Рабочий пришел в бешенство, швырнул книги на пол и с самыми безобразными ругательствами стал их топтать.
Но зато в другой раз приехали к Толстому из Самарской губернии два сектанта.
– Нас зовут молоканами, – говорили они о себе, – но мы не причисляем себя ни к какому толку: не для того вышли мы из православной церкви, чтобы быть записанными в какую-либо другую церковь. Все, что мы можем сказать о себе, это то, что мы стараемся не ссориться с людьми, не обижать их, не пьем вина, не курим. Вот только от богачества отделаться все никак не могу... – после небольшой запинки проговорил старик-сектант и – заплакал.
И сразу выступили слезы и на глазах Толстого.
Прощаясь, старик хотел было поцеловать его руку, но тот не дал и, растроганный, сердечно обнял его.
Этих привело в Ясную сердце. Но приходили туда серячки и с самыми неожиданными делами. Раз на станции, близ Ясной, я встретил одного учителя церковно-приходской школы с юга. Он только что был в Ясной и возвращался оттуда совершенно разочарованный и недовольный. Ему случилось выдрать за уши одного из своих питомцев. Родители зашумели и написали, куда следует, жалобу, что он надорвал ухо. Ему грозила потеря места, и вот он приехал в Ясную за защитой.
– Ну и что же? – спросил я.
Он уныло махнул рукой.
– «Ничего не могу», говорит, «идите к архиерею», говорит... – с недоумением рассказывал учитель. – Я опять рассказываю, с другой стороны захожу, – нет, бегает это, согнувшись, по террасе: «ничего не могу, решительно ничего, – идите к архиерею...»Так и ушел я ни с чем. И, главное, ни помыться с дороги графиня не предложила, ни закусить...
– А вы читали что-нибудь из Толстого? – спросил я.
– Нет, признаться, не приходилось... – отвечал он. – А только слышал, что есть, дескать, граф Толстой, который... ну, за правду стоит и всех защищает... Ну, и поехал... А тут вон какая история...
Точно так же и другие гости были весьма различны: если Н. Н. Страхов, несмотря на все свое несогласие с Толстым, или Генри Джордж сын, были там очень желанными, то были и утомительные гости, как две молоденьких американки-врача, которые в день окончания своих экзаменов отправились из Нью-Йорка одна на Восток, другая на Запад с тем, чтобы в определенный день и час встретиться у Толстого. Старик был поражен.
– Но... неужели же вы ничего более умного придумать не могли? – с удивлением, недовольный, сказал он.
Американки расхохотались.
А то раз получил Толстой длинную телеграмму от какого-то совершенно неизвестного ему господина из Москвы: просил позволения приехать.

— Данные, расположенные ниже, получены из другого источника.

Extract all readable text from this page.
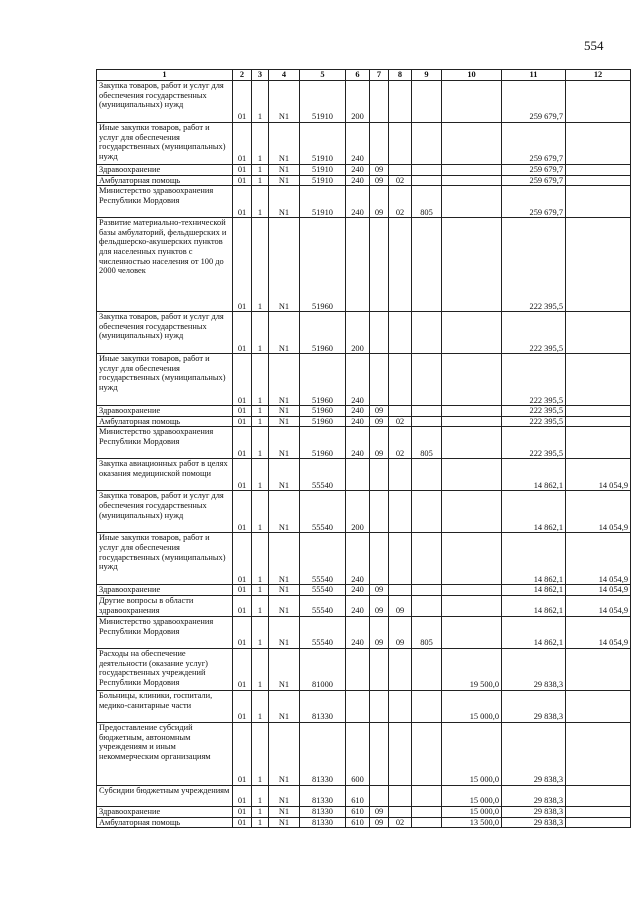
554
1	2	3	4	5	6	7	8	9	10	11	12
Закупка товаров, работ и услуг для обеспечения государственных (муниципальных) нужд	01	1	N1	51910	200					259 679,7	
Иные закупки товаров, работ и услуг для обеспечения государственных (муниципальных) нужд	01	1	N1	51910	240					259 679,7	
Здравоохранение	01	1	N1	51910	240	09				259 679,7	
Амбулаторная помощь	01	1	N1	51910	240	09	02			259 679,7	
Министерство здравоохранения Республики Мордовия	01	1	N1	51910	240	09	02	805		259 679,7	
Развитие материально-технической базы амбулаторий, фельдшерских и фельдшерско-акушерских пунктов для населенных пунктов с численностью населения от 100 до 2000 человек	01	1	N1	51960						222 395,5	
Закупка товаров, работ и услуг для обеспечения государственных (муниципальных) нужд	01	1	N1	51960	200					222 395,5	
Иные закупки товаров, работ и услуг для обеспечения государственных (муниципальных) нужд	01	1	N1	51960	240					222 395,5	
Здравоохранение	01	1	N1	51960	240	09				222 395,5	
Амбулаторная помощь	01	1	N1	51960	240	09	02			222 395,5	
Министерство здравоохранения Республики Мордовия	01	1	N1	51960	240	09	02	805		222 395,5	
Закупка авиационных работ в целях оказания медицинской помощи	01	1	N1	55540						14 862,1	14 054,9
Закупка товаров, работ и услуг для обеспечения государственных (муниципальных) нужд	01	1	N1	55540	200					14 862,1	14 054,9
Иные закупки товаров, работ и услуг для обеспечения государственных (муниципальных) нужд	01	1	N1	55540	240					14 862,1	14 054,9
Здравоохранение	01	1	N1	55540	240	09				14 862,1	14 054,9
Другие вопросы в области здравоохранения	01	1	N1	55540	240	09	09			14 862,1	14 054,9
Министерство здравоохранения Республики Мордовия	01	1	N1	55540	240	09	09	805		14 862,1	14 054,9
Расходы на обеспечение деятельности (оказание услуг) государственных учреждений Республики Мордовия	01	1	N1	81000					19 500,0	29 838,3	
Больницы, клиники, госпитали, медико-санитарные части	01	1	N1	81330					15 000,0	29 838,3	
Предоставление субсидий бюджетным, автономным учреждениям и иным некоммерческим организациям	01	1	N1	81330	600				15 000,0	29 838,3	
Субсидии бюджетным учреждениям	01	1	N1	81330	610				15 000,0	29 838,3	
Здравоохранение	01	1	N1	81330	610	09			15 000,0	29 838,3	
Амбулаторная помощь	01	1	N1	81330	610	09	02		13 500,0	29 838,3	
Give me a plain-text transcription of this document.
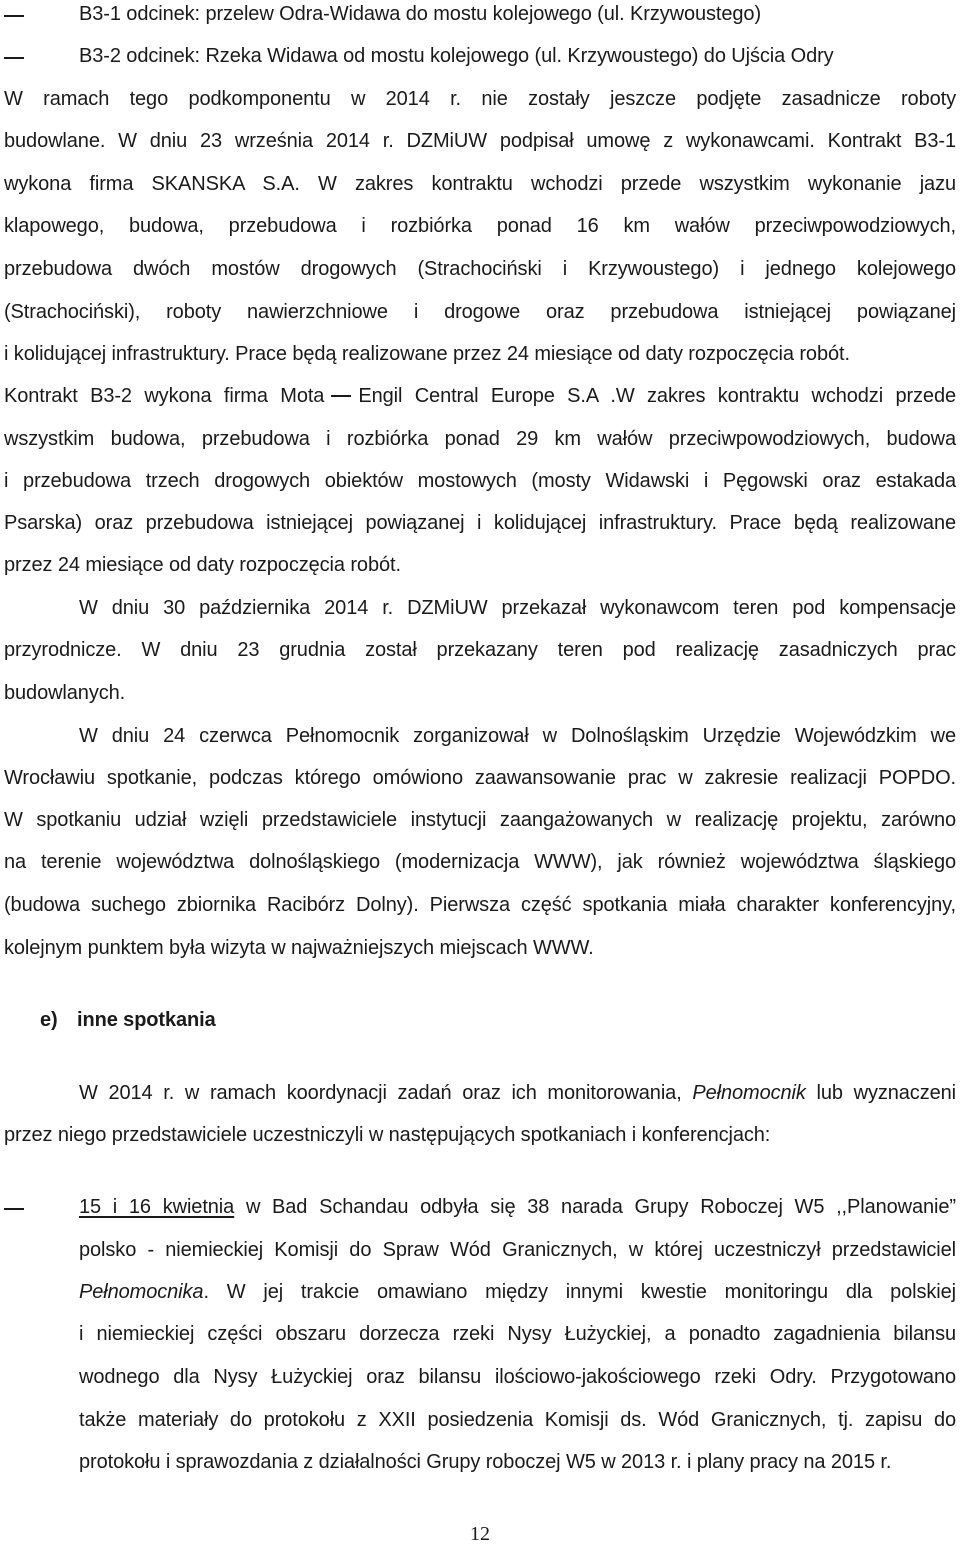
B3-1 odcinek: przelew Odra-Widawa do mostu kolejowego (ul. Krzywoustego)
B3-2 odcinek: Rzeka Widawa od mostu kolejowego (ul. Krzywoustego) do Ujścia Odry
W ramach tego podkomponentu w 2014 r. nie zostały jeszcze podjęte zasadnicze roboty
budowlane. W dniu 23 września 2014 r. DZMiUW podpisał umowę z wykonawcami. Kontrakt B3-1
wykona firma SKANSKA S.A. W zakres kontraktu wchodzi przede wszystkim wykonanie jazu
klapowego, budowa, przebudowa i rozbiórka ponad 16 km wałów przeciwpowodziowych,
przebudowa dwóch mostów drogowych (Strachociński i Krzywoustego) i jednego kolejowego
(Strachociński), roboty nawierzchniowe i drogowe oraz przebudowa istniejącej powiązanej
i kolidującej infrastruktury. Prace będą realizowane przez 24 miesiące od daty rozpoczęcia robót.
Kontrakt B3-2 wykona firma Mota Engil Central Europe S.A .W zakres kontraktu wchodzi przede
wszystkim budowa, przebudowa i rozbiórka ponad 29 km wałów przeciwpowodziowych, budowa
i przebudowa trzech drogowych obiektów mostowych (mosty Widawski i Pęgowski oraz estakada
Psarska) oraz przebudowa istniejącej powiązanej i kolidującej infrastruktury. Prace będą realizowane
przez 24 miesiące od daty rozpoczęcia robót.
W dniu 30 października 2014 r. DZMiUW przekazał wykonawcom teren pod kompensacje
przyrodnicze. W dniu 23 grudnia został przekazany teren pod realizację zasadniczych prac
budowlanych.
W dniu 24 czerwca Pełnomocnik zorganizował w Dolnośląskim Urzędzie Wojewódzkim we
Wrocławiu spotkanie, podczas którego omówiono zaawansowanie prac w zakresie realizacji POPDO.
W spotkaniu udział wzięli przedstawiciele instytucji zaangażowanych w realizację projektu, zarówno
na terenie województwa dolnośląskiego (modernizacja WWW), jak również województwa śląskiego
(budowa suchego zbiornika Racibórz Dolny). Pierwsza część spotkania miała charakter konferencyjny,
kolejnym punktem była wizyta w najważniejszych miejscach WWW.
e) inne spotkania
W 2014 r. w ramach koordynacji zadań oraz ich monitorowania, Pełnomocnik lub wyznaczeni
przez niego przedstawiciele uczestniczyli w następujących spotkaniach i konferencjach:
15 i 16 kwietnia w Bad Schandau odbyła się 38 narada Grupy Roboczej W5 ,,Planowanie”
polsko - niemieckiej Komisji do Spraw Wód Granicznych, w której uczestniczył przedstawiciel
Pełnomocnika. W jej trakcie omawiano między innymi kwestie monitoringu dla polskiej
i niemieckiej części obszaru dorzecza rzeki Nysy Łużyckiej, a ponadto zagadnienia bilansu
wodnego dla Nysy Łużyckiej oraz bilansu ilościowo-jakościowego rzeki Odry. Przygotowano
także materiały do protokołu z XXII posiedzenia Komisji ds. Wód Granicznych, tj. zapisu do
protokołu i sprawozdania z działalności Grupy roboczej W5 w 2013 r. i plany pracy na 2015 r.
12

Толстой был очень занят и ответил, что принять его он не может. Прошло несколько месяцев, и к толстовскому особняку в Москве вдруг подъезжает шикарная тройка, а из саней выходит щегольски одетый господин. Докладывают старику. Он вспоминает, что это как раз тот господин, которому он тогда отказал. Ему стало совестно, и он соглашается принять. Пред ним предстает франт во фраке, расшаркивается и говорит, что все замечательное в мире он уже видел – остался только Толстой.
– А вы кто же? – спрашивает его Толстой.
– Представитель фирмы «Одоль». Моя главная специальность – это реклама. Дело огромное: для одной только России я трачу в год 200 000 рублей на рекламу.
– А что вам нужно от меня?
– Ничего. Весь свет видел, а Толстого не видал. Стыдно...
Толстой сказал, что ему некогда и что он должен работать.
На прощанье гость предложил ему подарок: два флакона Одоля в роскошных футлярах: Толстому и Софье Андреевне.
– Да зачем это? – воспротивился Толстой, – у меня и зубов нет.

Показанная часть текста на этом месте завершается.